# EasyCTF_2018: Souper Large Primes

Category: Cryptography Points: Description:

Technically I used strong primes. But are they really strong in this case? They are big, but there might still be an issue here. n.txt e.txt c.txt.

## Write-up

This challenge was relatively simple, except that it required a bit of tweaking to actually decrypt the mesage in time. Firstly, the values of `p` and `q` was easily factored with the help of Fermat's algorithm, particularly using the attackrsa tool.

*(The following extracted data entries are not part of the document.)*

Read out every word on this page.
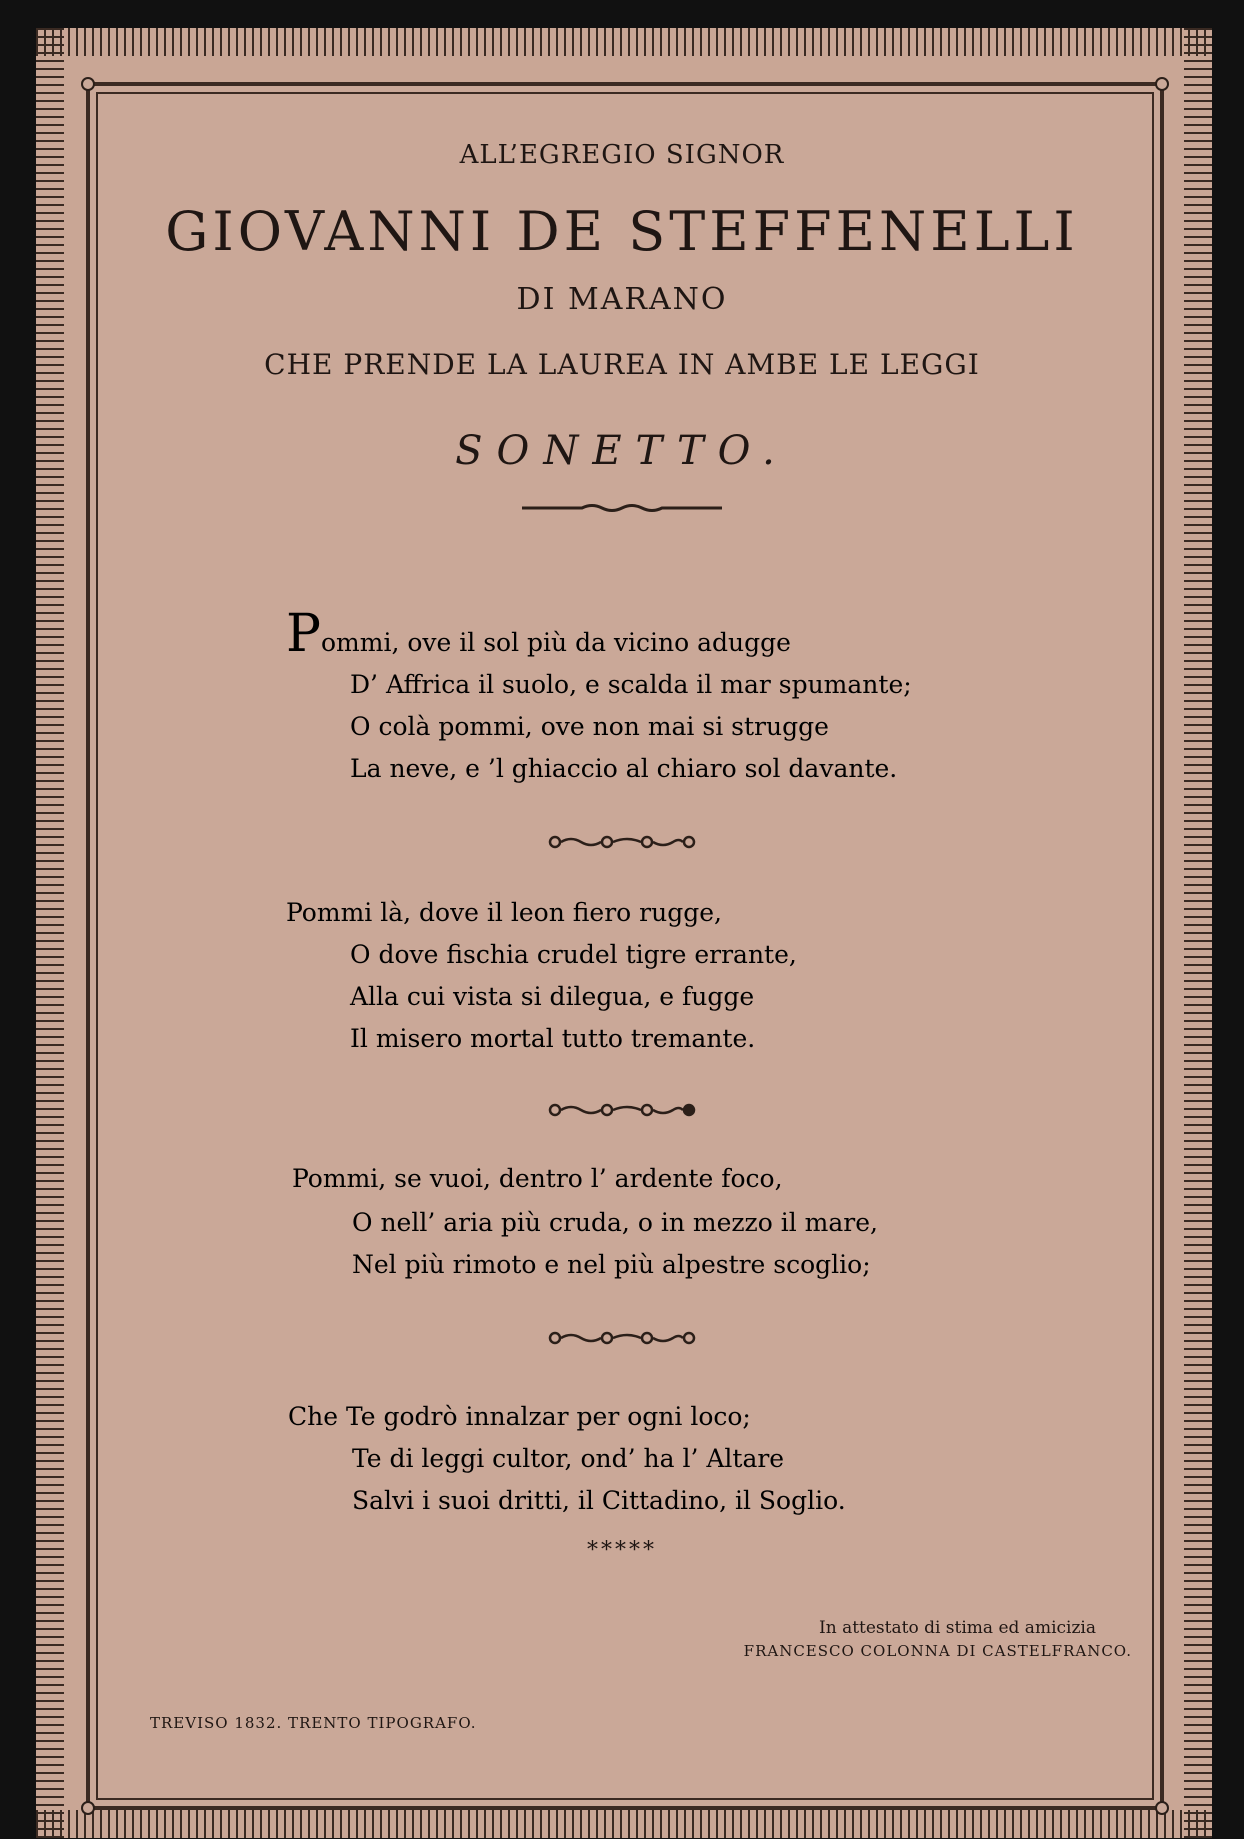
ALL’EGREGIO SIGNOR
GIOVANNI DE STEFFENELLI
DI MARANO
CHE PRENDE LA LAUREA IN AMBE LE LEGGI
SONETTO.
Pommi, ove il sol più da vicino adugge
D’ Affrica il suolo, e scalda il mar spumante;
O colà pommi, ove non mai si strugge
La neve, e ’l ghiaccio al chiaro sol davante.
Pommi là, dove il leon fiero rugge,
O dove fischia crudel tigre errante,
Alla cui vista si dilegua, e fugge
Il misero mortal tutto tremante.
Pommi, se vuoi, dentro l’ ardente foco,
O nell’ aria più cruda, o in mezzo il mare,
Nel più rimoto e nel più alpestre scoglio;
Che Te godrò innalzar per ogni loco;
Te di leggi cultor, ond’ ha l’ Altare
Salvi i suoi dritti, il Cittadino, il Soglio.
*****
In attestato di stima ed amicizia
FRANCESCO COLONNA DI CASTELFRANCO.
TREVISO 1832. TRENTO TIPOGRAFO.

``````# attackrsa -t fermat -n \$(cat n.txt)
====== Cracked! =======
p is 0x42178a3d54[...]
q is 0x42178a3d53[...]
``````

After getting `p` and `q`, we can easily calculate `d` with `gmpy2` but instead of going that route, I chose to use CRT to decrypt the message. Even with CRT, it took my Macbook a good 20-30 minutes to decrypt the message. Lame.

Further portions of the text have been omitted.